Really. "Without the participation of these scholars, any attempt to determine who Kennewick Man was and how he relates to modern peoples will be incomplete."

The specialists looking at the specimen now are certainly some of the most prominent people in the field, and I have no doubt that they will uncover something new in their examination. Read it again: there will be something new out of all this. We're still finding new stuff from Ötzi the Iceman, for goodness' sake. It is always good to return to old finds and reexamine them. There may even be a "gotcha" waiting, since the reports of the work already carried out generally make clear that more work can and should be done.

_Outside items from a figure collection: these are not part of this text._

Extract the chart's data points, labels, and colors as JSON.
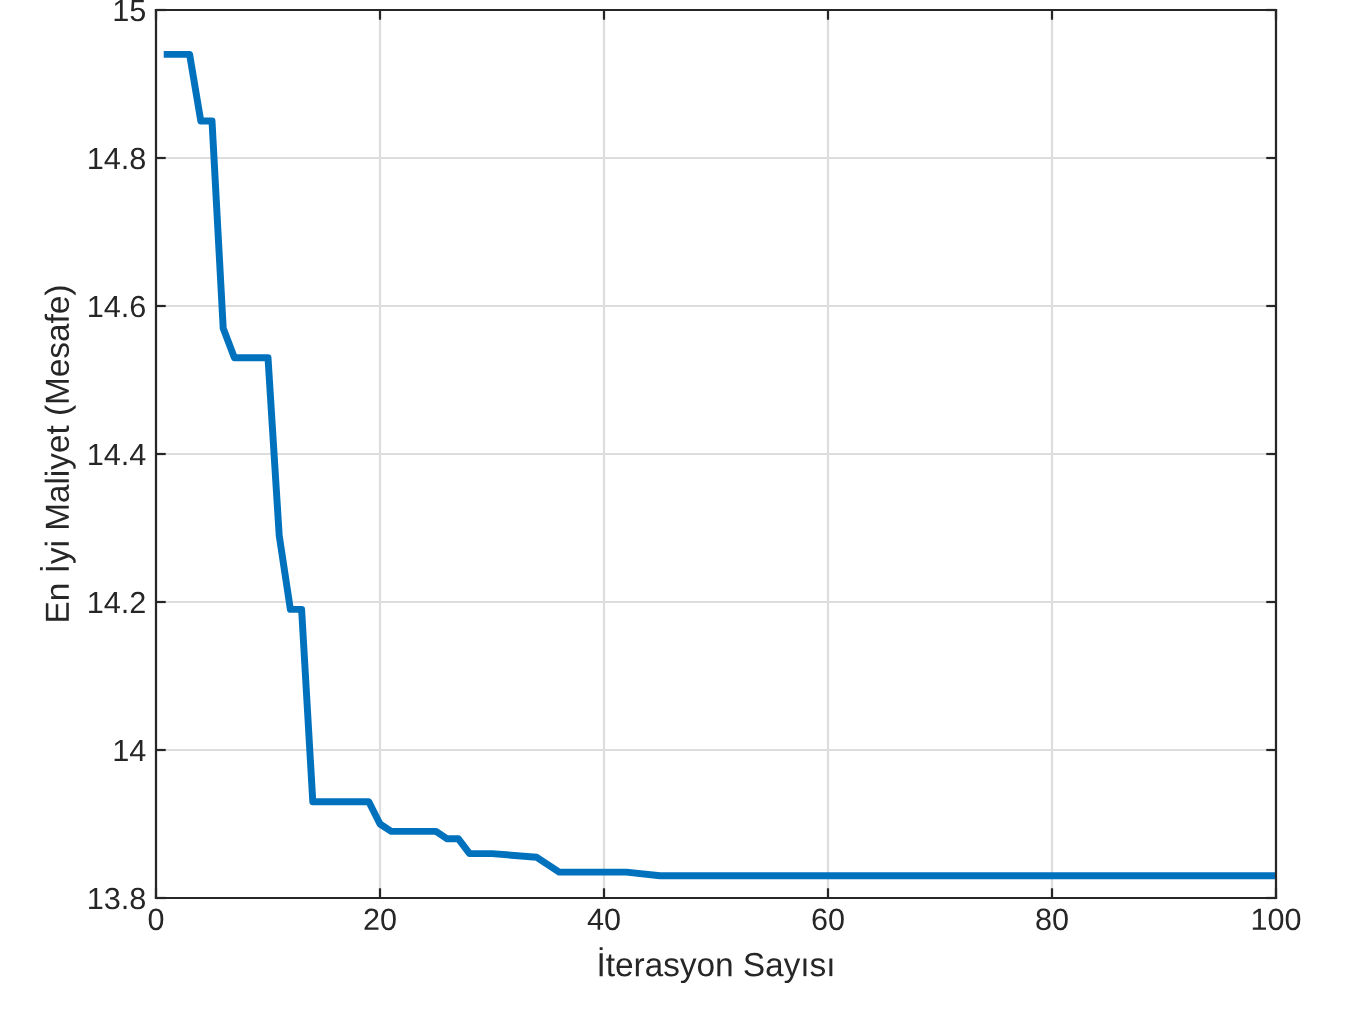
{
  "chart_data": {
    "type": "line",
    "xlabel": "İterasyon Sayısı",
    "ylabel": "En İyi Maliyet (Mesafe)",
    "x": [
      1,
      3,
      4,
      5,
      6,
      7,
      10,
      11,
      12,
      13,
      14,
      19,
      20,
      21,
      25,
      26,
      27,
      28,
      30,
      34,
      36,
      42,
      45,
      60,
      100
    ],
    "series": [
      {
        "color": "#0072bd",
        "values": [
          14.94,
          14.94,
          14.85,
          14.85,
          14.57,
          14.53,
          14.53,
          14.29,
          14.19,
          14.19,
          13.93,
          13.93,
          13.9,
          13.89,
          13.89,
          13.88,
          13.88,
          13.86,
          13.86,
          13.855,
          13.835,
          13.835,
          13.83,
          13.83,
          13.83
        ]
      }
    ],
    "xlim": [
      0,
      100
    ],
    "ylim": [
      13.8,
      15
    ],
    "xticks": [
      0,
      20,
      40,
      60,
      80,
      100
    ],
    "yticks": [
      13.8,
      {
        "value": 14,
        "label": "14"
      },
      14.2,
      14.4,
      14.6,
      14.8,
      {
        "value": 15,
        "label": "15"
      }
    ],
    "grid": true
  }
}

But the NPS reports -- which are now six years old -- use the same references as the study plan of the scientists now starting work. They use the same definitions, criteria, and comparative samples that were developed by some of those scientists. Read them both and compare.

The attitude that there is going to be very much more that these studies missed is, frankly, antiscientific. It is basically a claim that the first people who studied the remains either may have got it wrong or may not have followed published procedures correctly. That is not the way science is supposed to work. That's the way that Robin Cook novels work. And it's irritating for me to read stuff that makes our science look like some cheap paperback.

So yes, I'm exercised about it. It's a circus.

At least there is some hope that it won't take too long. Here's another piece from the attorneys:

It is anticipated that all physical examinations of the skeleton can be completed in approximately two weeks. A detailed report will be issued following evaluation of the examination and test results. Copies of the report will be made available to the government, other scientists and interested members of the public.

That's it. Two weeks to deliver the answers. Which is about a week longer than I have long thought this whole mess should have taken to begin with.

But most of what you want to know, you can find out right now for free. Please check it out, so you'll know how many of the "new" results are six years old.